Brussels and Montevideo – Today an initial 219 groups from 30 countries issued a public letter [1] to the members of the Roundtable of Responsible Soya [2] rejecting the new “responsible” label for industrial soya, due to be launched at the RTRS conference in Brazil on 9-10 June. They call the label “Green-Wash”, saying it will make matters worse, not better.
Calling on consumers and supermarkets to ignore the label and instead reduce our reliance on industrial soya, the letter lays out a number of flaws, including in criteria for the label, that are so serious they effectively make it meaningless.
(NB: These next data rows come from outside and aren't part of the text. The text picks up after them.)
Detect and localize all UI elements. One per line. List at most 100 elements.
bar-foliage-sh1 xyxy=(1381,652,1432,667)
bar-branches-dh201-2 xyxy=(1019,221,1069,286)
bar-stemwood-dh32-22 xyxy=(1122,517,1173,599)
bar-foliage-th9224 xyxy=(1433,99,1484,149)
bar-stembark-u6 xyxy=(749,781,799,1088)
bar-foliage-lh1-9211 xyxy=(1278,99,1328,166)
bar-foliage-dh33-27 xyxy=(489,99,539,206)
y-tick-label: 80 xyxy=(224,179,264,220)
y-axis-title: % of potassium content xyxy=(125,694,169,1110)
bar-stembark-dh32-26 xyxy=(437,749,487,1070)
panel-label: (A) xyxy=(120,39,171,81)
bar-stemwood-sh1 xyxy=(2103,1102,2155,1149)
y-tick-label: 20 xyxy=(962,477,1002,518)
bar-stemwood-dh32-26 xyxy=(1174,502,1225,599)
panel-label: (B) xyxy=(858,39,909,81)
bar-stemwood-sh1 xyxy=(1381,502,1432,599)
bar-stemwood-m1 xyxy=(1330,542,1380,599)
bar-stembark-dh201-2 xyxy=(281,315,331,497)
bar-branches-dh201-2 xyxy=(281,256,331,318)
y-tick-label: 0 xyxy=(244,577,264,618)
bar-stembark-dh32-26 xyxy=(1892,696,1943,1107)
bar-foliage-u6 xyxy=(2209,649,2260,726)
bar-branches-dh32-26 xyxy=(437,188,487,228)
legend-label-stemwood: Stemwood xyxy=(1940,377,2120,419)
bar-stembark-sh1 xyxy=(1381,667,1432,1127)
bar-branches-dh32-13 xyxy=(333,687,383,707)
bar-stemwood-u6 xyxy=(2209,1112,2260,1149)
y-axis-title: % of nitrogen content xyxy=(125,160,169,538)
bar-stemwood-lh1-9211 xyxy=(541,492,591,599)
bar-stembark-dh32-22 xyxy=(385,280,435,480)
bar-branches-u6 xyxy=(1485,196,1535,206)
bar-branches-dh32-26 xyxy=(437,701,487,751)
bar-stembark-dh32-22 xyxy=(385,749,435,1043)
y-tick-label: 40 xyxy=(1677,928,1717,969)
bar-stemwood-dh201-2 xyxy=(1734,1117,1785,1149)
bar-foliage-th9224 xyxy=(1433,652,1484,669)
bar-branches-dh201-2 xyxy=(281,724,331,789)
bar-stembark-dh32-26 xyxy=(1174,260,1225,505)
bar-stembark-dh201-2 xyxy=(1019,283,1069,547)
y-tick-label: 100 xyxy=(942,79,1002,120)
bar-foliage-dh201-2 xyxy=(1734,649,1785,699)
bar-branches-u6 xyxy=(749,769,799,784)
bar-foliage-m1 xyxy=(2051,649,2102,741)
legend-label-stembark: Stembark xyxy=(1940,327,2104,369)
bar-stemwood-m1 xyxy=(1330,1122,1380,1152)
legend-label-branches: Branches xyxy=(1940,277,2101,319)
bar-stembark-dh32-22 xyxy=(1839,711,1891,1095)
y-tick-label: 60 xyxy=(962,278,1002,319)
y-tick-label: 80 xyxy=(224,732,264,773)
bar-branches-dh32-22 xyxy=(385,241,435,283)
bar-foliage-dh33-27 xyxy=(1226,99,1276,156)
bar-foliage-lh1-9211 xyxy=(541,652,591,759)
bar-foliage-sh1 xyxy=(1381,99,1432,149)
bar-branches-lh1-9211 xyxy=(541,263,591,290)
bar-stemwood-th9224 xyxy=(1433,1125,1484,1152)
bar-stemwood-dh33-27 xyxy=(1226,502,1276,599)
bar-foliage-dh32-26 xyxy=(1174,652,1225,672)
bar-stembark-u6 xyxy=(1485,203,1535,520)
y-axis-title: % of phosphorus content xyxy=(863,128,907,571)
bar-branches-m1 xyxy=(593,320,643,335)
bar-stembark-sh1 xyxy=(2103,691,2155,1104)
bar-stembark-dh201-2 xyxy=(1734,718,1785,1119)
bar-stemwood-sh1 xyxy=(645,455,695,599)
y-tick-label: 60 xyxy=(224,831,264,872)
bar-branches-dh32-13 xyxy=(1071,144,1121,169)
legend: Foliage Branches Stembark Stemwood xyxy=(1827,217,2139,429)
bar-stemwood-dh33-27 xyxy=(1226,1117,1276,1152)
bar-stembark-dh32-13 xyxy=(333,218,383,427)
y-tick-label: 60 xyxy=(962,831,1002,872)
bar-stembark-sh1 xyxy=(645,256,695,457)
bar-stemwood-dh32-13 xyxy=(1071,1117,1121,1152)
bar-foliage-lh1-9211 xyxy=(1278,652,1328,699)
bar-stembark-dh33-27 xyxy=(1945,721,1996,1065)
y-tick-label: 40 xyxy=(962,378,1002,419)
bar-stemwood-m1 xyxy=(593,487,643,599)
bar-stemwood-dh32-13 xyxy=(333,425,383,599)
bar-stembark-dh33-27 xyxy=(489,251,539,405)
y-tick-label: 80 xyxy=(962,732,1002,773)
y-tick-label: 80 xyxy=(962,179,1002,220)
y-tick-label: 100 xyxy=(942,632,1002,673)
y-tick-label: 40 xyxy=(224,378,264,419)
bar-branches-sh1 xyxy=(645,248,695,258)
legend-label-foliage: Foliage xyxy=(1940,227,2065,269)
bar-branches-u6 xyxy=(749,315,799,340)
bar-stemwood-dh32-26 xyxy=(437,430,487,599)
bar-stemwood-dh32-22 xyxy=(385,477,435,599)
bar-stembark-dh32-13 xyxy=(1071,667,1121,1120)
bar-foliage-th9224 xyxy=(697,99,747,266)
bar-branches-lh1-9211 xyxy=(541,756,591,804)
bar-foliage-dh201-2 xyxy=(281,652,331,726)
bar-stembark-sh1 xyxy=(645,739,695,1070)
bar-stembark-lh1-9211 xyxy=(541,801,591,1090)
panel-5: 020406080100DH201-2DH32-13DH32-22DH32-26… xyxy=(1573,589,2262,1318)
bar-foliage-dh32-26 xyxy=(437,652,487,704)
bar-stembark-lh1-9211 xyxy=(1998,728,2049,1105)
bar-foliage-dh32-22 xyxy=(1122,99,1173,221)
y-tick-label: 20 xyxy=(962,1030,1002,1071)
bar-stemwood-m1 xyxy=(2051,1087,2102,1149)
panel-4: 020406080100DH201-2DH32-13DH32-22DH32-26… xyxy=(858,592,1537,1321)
These problems include:
- The RTRS itself lacks support, major players are resigning and key stakeholders are ignored;
- The label would call genetically modified soya “responsible” without acknowledging either the severe impacts on the livelihoods and health of communities living around soya fields or the increasing agronomic problems GM soya causes, like “super-weeds” (GM soya accounts for around 60% of global soya production);
- The label does not address deforestation of the Amazon, greenhouse gas emissions or the social conflicts caused by displacing people and agricultural activities elsewhere when soya moves in;
- The RTRS is trying to turn destructive industrial soya into carbon credits for multinational companies like Monsanto.
Commenting on the label’s criteria, Eve Mitchell of FWE said, “It is abundantly clear that the RTRS is not about sustainability or responsibility – whatever they say in their press releases. It is about keeping the soya treadmill going for unaccountable multinational companies who need to pretend what they are doing is safe when everyone can see it is far from it.”
The letter sets out a number of agricultural reforms for “real solutions to a sustainable food production system”, like ending “shocking levels of overconsumption and waste in the industrialised world”, promoting land reform and research into agro-ecology, reducing Europe’s dependence on imported protein to feed our industrial meat and dairy production and ending the promotion of industrial agro-fuels as a “green” solution to climate change.
Commenting, Ms Mitchell said: “It is a sign of just how bad the RTRS is that so many groups from so many countries have rejected their flagship project. This label will not tell consumers how to eat more responsibly, but will instead try to trick them into putting more money into the pockets of big companies. Instead of buying into this deception, European supermarkets need to provide what their customers increasingly want: fresh, local food supporting the efforts of their own farmers to work to the highest standards.”
On the consequences of soya production, Alberto Villarreal for FWW in Uruguay said: “Rural families live in fear and hunger because soya steals their land and their way of life. It destroys whole ecosystems and communities. This is the International Year of Biodiversity, but the RTRS wants to keep this damage hidden and manipulate consumers who want to buy more responsibly. We would tell them: Don’t believe anything the RTRS says.”
Contacts:
Eve Mitchell for Food and Water Europe, Scottish Highlands (GMT +1) Tel: +44 (0)1381 610 740
Alberto Villarreal for Food and Water Watch Latin America, Montevideo (GMT -3) Tel: +598 98 466 398
[1] Full letter available at http://www.foodandwaterwatch.org/world/europe/agriculture/round-table-on-responsible-soy/
[2] For full RTRS membership see http://www.responsiblesoy.org/.
Food & Water Europe is the European program of Food and Water Watch, Inc (a non-profit consumer NGO based in Washington, DC), working to ensure the food, water and fish we consume is safe, accessible and sustainable. So we can all enjoy and trust in what we eat and drink, we help people take charge of where their food comes from, keep clean, affordable, public tap water flowing freely to our homes, protect the environmental quality of oceans, force government to do its job protecting citizens, and educate about the importance of keeping shared resources under public control.